- Side B of the Canadian single

Single by Neil Young

from the album Harvest
- A-side: "Old Man"
- Released: April 17, 1972
- Recorded: January 30, 1971
- Venue: Royce Hall, UCLA
- Genre: Folk rock
- Length: 2:03
- Label: Reprise
- Songwriter: Neil Young
- Producers: Neil Young; Henry Lewy;

Neil Young singles chronology
| "Heart of Gold" (1972) | "The Needle and the Damage Done" (1972) | "War Song" (1972) |

= The Needle and the Damage Done =

"The Needle and the Damage Done" is a 1972 song by Canadian-American singer-songwriter Neil Young. The lyrics describe the effects of heroin addiction on musicians Young knew, including his friend and Crazy Horse bandmate Danny Whitten, who would die of an overdose the same year the song was released. The money that Whitten used to buy the drugs was provided by Young. The song would preview the theme of Young's 1975 album Tonight's the Night, which would reflect on the fatal heroin overdoses of Whitten and Bruce Berry, a roadie for Young and Crazy Horse.

== Background and lyrics ==
"The Needle and the Damage Done" was first released on Young's 1972 album Harvest. Rather than re-recording it, Young selected a live version from January 1971 that featured him singing and playing acoustic guitar. It would appear on the compilation albums Decade in 1977 and Greatest Hits in 2004. On the handwritten liner notes for Decade, Young wrote of the song: "I am not a preacher, but drugs killed a lot of great men."

Young performed the song in a 2005 Nashville concert, with the version being included on Jonathan Demme's 2006 documentary Neil Young: Heart of Gold. The documentary's DVD includes Young's 1971 performance of the song from The Johnny Cash Show.

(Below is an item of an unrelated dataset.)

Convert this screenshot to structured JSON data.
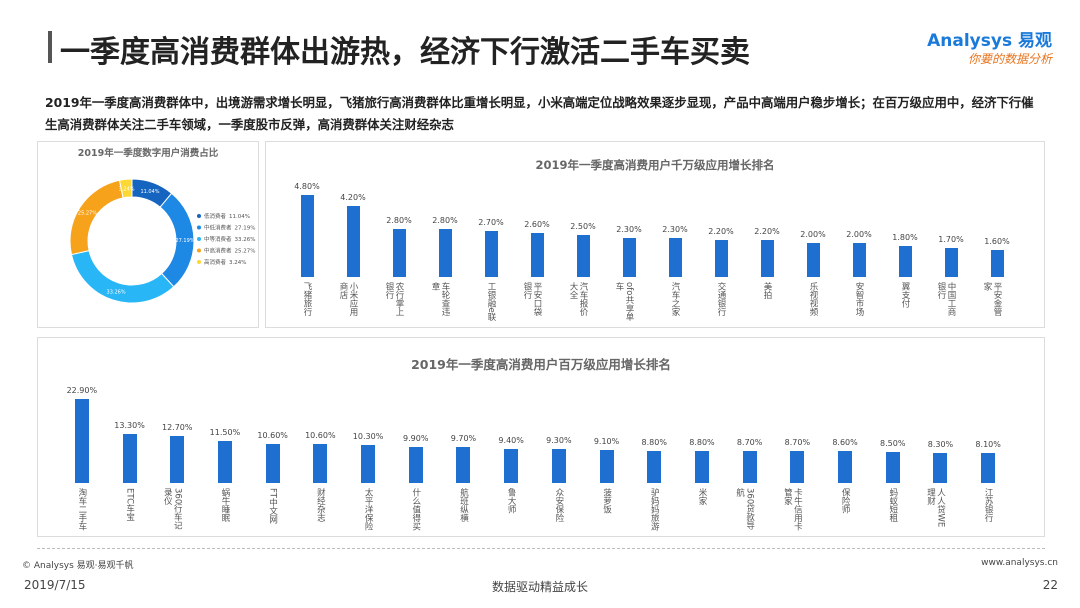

The song also appears on the 2007 album Live at Massey Hall 1971. On that album, Young presented "The Needle and the Damage Done" with the following introduction:
Ever since I left Canada about five years ago or so and moved down south, I found out a lot of things that I didn't know when I left. Some of 'em are good, and some of 'em are bad. Got to see a lot of great musicians before they happened, before they became famous, y'know, when they were just gigging, five and six sets a night... things like that. And I got to see a lot of great musicians who nobody ever got to see for one reason or another. But, strangely enough, the real good ones that you never got to see was... 'cause of heroin. And that started happening over and over. Then it happened to someone that everyone knew about. So I just wrote a little song.

==Personnel==
- Neil Young – guitar, vocals

== Covers and cultural references ==
Bands that have covered this song on studio albums include Our Lady Peace, Duran Duran, Simple Minds, and The Pretenders.

Five Eight covered the song for their 1993 release The Angriest Man.

Tori Amos covered the song during her "Strange Little Tour" in 2001.

Australian singer Lior covered the song in 2006 as part of youth radio station Triple J's Like a Version segment.

English folk singer Laura Marling covered it twice on her August 2008 tour of Australia, and on several dates during her 2010 tour of England, Marling has since recorded the cover on a limited edition 7" distributed as a part of the Third Man Records Blue Series.

Pearl Jam's lead singer Eddie Vedder covered the song at a Pearl Jam show on August 23, 2009, at the United Center in Chicago, Illinois. He dedicated it to Michael Jackson, to whom he grew up listening. Pearl Jam also covered the song during their Backspacer tour.

Jewel covered the song on The Howard Stern Show on May 24, 2010.

British Artist Pete Fowler's August 2013 solo exhibition, at Beach London Gallery, of cross-stitch embroidery was titled "The Needle and The Damage Done."